Informations sur la décision

Contenu de la décision

BW v2 Logo

LE REGISTRAIRE DES MARQUES DE COMMERCE

THE REGISTRAR OF TRADE-MARKS

Référence : 2015 COMC 208

Date de la décision : 2015-11-25

[TRADUCTION CERTIFIÉE,
NON RÉVISÉE]

DANS L’AFFAIRE DE LA PROCÉDURE DE RADIATION EN VERTU DE L’ARTICLE 45

 

 

Barrette Legal Inc.

 

Partie requérante

et

 

Casella Wines Pty Limited

Propriétaire inscrite

 

 

 



 

LMC617,952 pour yellow tail & Dessin de kangourou

 

Enregistrement

 

[1]               Le 8 novembre 2013, à la demande de Barrette Legal Inc. (la Partie requérante), le registraire des marques de commerce a donné l'avis prévu à l'article 45 de la Loi sur les marques de commerce, LRC 1985, ch T-13 (la Loi) à Casella Wines Pty Limited (la Propriétaire), la propriétaire inscrite de l'enregistrement no LMC617,952 de la marque de commerce yellow tail & Dessin de kangourou (la Marque), reproduite ci-dessous :

yellow tail & Kangaroo Design

[2]               La Marque est enregistrée pour emploi en liaison avec des vins (les Produits).

[3]               L'avis exigeait que la Propriétaire fournisse une preuve démontrant que la Marque a été employée au Canada en liaison avec chacun des Produits à un moment quelconque entre le 8 novembre 2010 et le 8 novembre 2013 (la Période pertinente). Si la Marque n'avait pas été ainsi employée, la Propriétaire devait fournir une preuve établissant la date à laquelle la Marque a été employée en dernier lieu et les raisons de son défaut d'emploi depuis cette date.

[4]               La définition pertinente d'« emploi » en liaison avec des produits est énoncée à l'article 4(1) de la Loi, qui est ainsi libellé :

4(1) Une marque de commerce est réputée employée en liaison avec des produits si, lors du transfert de la propriété ou de la possession de ces produits, dans la pratique normale du commerce, elle est apposée sur les produits mêmes ou sur les emballages dans lesquels ces produits sont distribués, ou si elle est, de toute autre manière, liée aux produits à tel point qu’avis de liaison est alors donné à la personne à qui la propriété ou possession est transférée.
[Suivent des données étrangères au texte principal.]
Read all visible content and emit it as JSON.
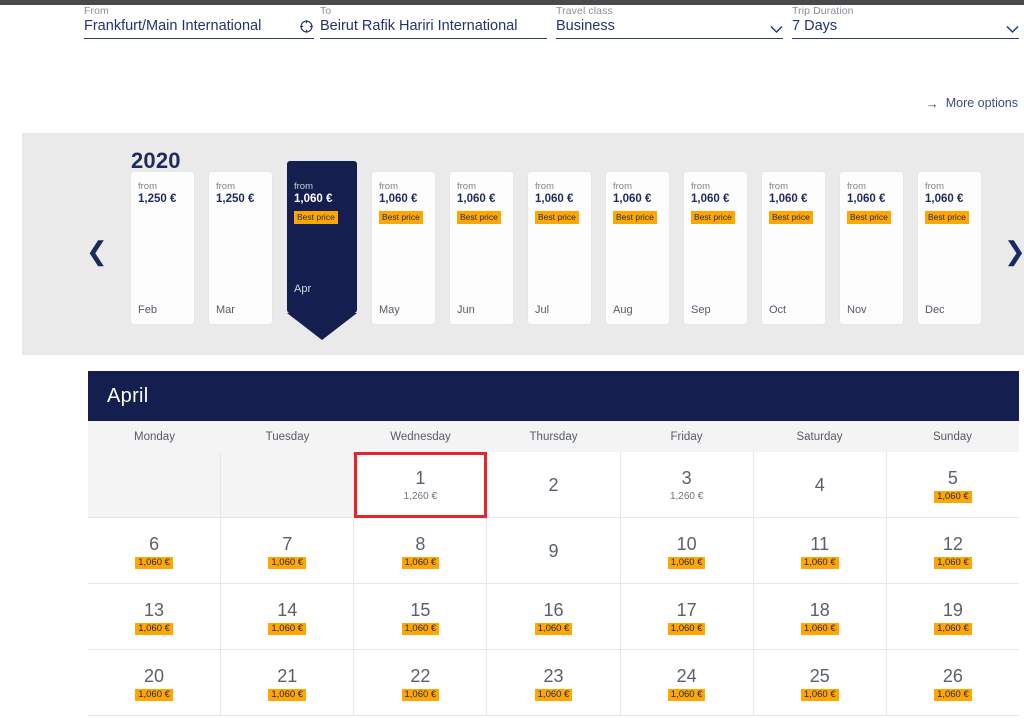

[5]               Il est bien établi que de simples allégations d'emploi ne sont pas suffisantes pour établir l'emploi dans le contexte de la procédure prévue à l'article 45 [Plough (Canada) Ltd c Aerosol Fillers Inc (1980), 53 CPR (2d) 62 (CAF)]. Bien que le niveau de preuve requis pour établir l'emploi dans le cadre de cette procédure soit peu élevé [Woods Canada Ltd c Lang Michener (1996), 71 CPR (3d) 477 (CF 1re inst)] et qu'il ne soit pas nécessaire de produire une surabondance d'éléments de preuve [Union Electric Supply Co Ltd c le Registraire des marques de commerce (1982), 63 CPR (2d) 56 (CF 1re inst)], il n'en faut pas moins présenter des faits suffisants pour permettre au registraire de conclure que la marque de commerce a été employée en liaison avec chacun des produits et des services décrits dans l'enregistrement au cours de la période pertinente [voir Uvex Toko Canada Ltd c Performance Apparel Corp 2004 CF 448, 31 CPR (4th) 270].

[6]               En réponse à l'avis du Registraire, la Propriétaire a produit l'affidavit de Julian Raccanello. Seule la Propriétaire a produit des représentations écrites. Une audience a été tenue et les parties y étaient toutes deux présentes.

La preuve de la Propriétaire

[7]               M. Raccanello est le directeur du soutien aux ventes internationales et du marché de l’Amérique du Sud de la Propriétaire et occupe ce poste depuis plus de neuf ans. Il affirme que la Propriétaire produit, exporte, distribue et vend des vins dans plus de 50 pays, dont le Canada

[8]               M. Raccanello affirme que la Propriétaire est la propriétaire inscrite de la Marque, certificat d’enregistrement LMC617,952 en liaison avec les Produits.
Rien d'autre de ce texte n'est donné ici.